Unos 20 uruguayos entre jóvenes, adultos, sacerdotes y los obispos de Melo, Tacuarembó y Salto, participamos en el XXVIII Encuentro de Diócesis de Frontera, convocado en esta ocasión con el propósito de compartir y reflexionar sobre esperanzas, sueños y frustraciones de los jóvenes. Un modo de sintonizar con la Jornada Mundial de Jóvenes, en Río, a fines de julio, donde estará el Papa Francisco.
Miradas y datos sobre población juvenil muy diferentes se juntaban con el interés como educadores de la fe, de escuchar e intercambiar con los propios jóvenes. Hablamos sobre ellos; no tanto con ellos, en parte por el mayor número de adultos y otro poco por los límites de tiempo que disponíamos. En cuanto al número e incidencia de la población juvenil de cada país también hay notorias diferencias.
Muy poco asomó la realidad juvenil variopinta del Paraguay, con altísima población juvenil en comparación con la nuestra, porque tuvo una exigua representación. Del Brasil aprecié la diversificación de iniciativas de compromiso juvenil: en los movimientos sociales, en la política, en las luchas sindicales y en la propia iglesia. “Soy joven y ocupo mi espacio”, uno de los títulos en un periódico diocesano, plasma este espíritu.

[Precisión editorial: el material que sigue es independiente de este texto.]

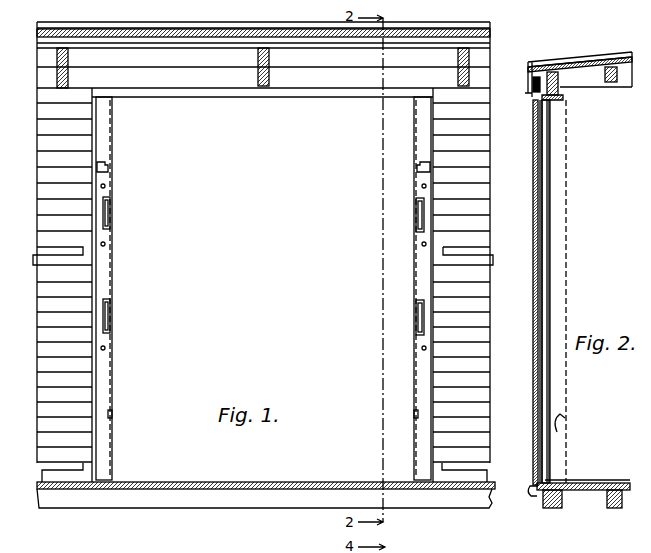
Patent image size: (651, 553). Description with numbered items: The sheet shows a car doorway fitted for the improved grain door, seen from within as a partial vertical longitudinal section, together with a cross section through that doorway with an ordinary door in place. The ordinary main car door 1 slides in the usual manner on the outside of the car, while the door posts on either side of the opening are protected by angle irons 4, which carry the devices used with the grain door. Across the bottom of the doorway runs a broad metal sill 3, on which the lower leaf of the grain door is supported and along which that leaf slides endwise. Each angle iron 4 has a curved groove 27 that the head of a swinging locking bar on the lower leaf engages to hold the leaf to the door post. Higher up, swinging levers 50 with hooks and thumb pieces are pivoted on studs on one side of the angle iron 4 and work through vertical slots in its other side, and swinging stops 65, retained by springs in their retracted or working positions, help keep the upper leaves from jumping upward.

In FIG. 2, the main car door 1 is at (533, 297).
In FIG. 1, the metal sill 3 is at (311, 474).
In FIG. 2, the metal sill 3 is at (581, 477).
In FIG. 1, the angle iron 4 is at (101, 122).
In FIG. 2, the angle iron 4 is at (562, 188).
In FIG. 1, the curved groove 27 is at (113, 413).
In FIG. 2, the curved groove 27 is at (562, 422).
In FIG. 1, the swinging lever 50 is at (112, 210).
In FIG. 1, the swinging stop 65 is at (110, 168).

Un asunto candente que se debate en las asambleas de jóvenes católicos de Brasil es la pregunta a partir de qué edad los adolescentes y jóvenes son penalmente responsables y por ende detenibles. Enseñar a vivir en libertad no es cosa fácil, pero tampoco se enseña encarcelando. Mientras en nuestro país el número de quienes adhieren a bajar la edad sobrepasa ya el 50%, lo interesante en Brasil es ver cómo los propios jóvenes analizan y toman posición, en lugar de mirar pasivamente a los políticos por tv, si es que antes no hicieron zapping.

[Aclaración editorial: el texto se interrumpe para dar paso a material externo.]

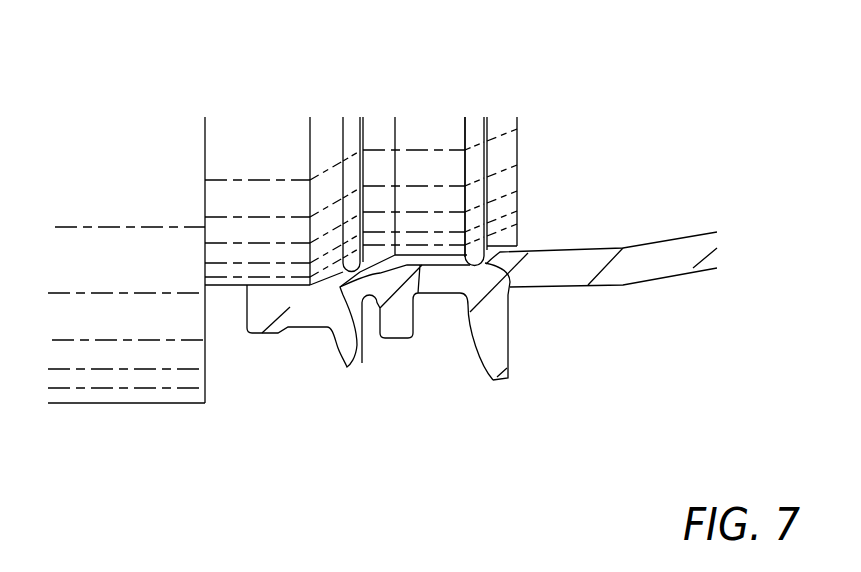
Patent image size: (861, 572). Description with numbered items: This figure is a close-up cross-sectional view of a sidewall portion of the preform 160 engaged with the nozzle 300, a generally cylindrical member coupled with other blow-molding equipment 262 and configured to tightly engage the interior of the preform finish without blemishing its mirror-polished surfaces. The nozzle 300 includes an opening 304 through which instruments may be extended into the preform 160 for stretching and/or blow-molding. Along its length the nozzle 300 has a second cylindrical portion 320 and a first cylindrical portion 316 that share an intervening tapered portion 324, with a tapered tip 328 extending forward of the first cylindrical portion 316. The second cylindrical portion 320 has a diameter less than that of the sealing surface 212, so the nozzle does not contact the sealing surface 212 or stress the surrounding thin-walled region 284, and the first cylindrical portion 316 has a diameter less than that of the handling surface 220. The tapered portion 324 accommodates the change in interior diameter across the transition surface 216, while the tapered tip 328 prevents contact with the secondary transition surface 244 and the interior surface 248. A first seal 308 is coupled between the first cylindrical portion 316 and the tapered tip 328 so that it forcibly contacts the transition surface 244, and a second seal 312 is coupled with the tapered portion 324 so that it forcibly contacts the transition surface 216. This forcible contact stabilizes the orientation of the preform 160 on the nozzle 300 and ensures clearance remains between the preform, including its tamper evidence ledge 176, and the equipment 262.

Una columna “voz de los jóvenes” informaba que el asunto se analizó en una asamblea ampliada con la participación de profesores de Derecho. Conclusión rotunda: estamos en contra de bajar la edad penal. ¿Por qué el estado no mira las raíces de la criminalidad, que radica en la falta de políticas públicas eficaces para la educación? La prisión no rehabilita a nadie mientras que hacen falta actividades saludables, gratuitas y de carácter socio educativo para el tiempo libre, afirman.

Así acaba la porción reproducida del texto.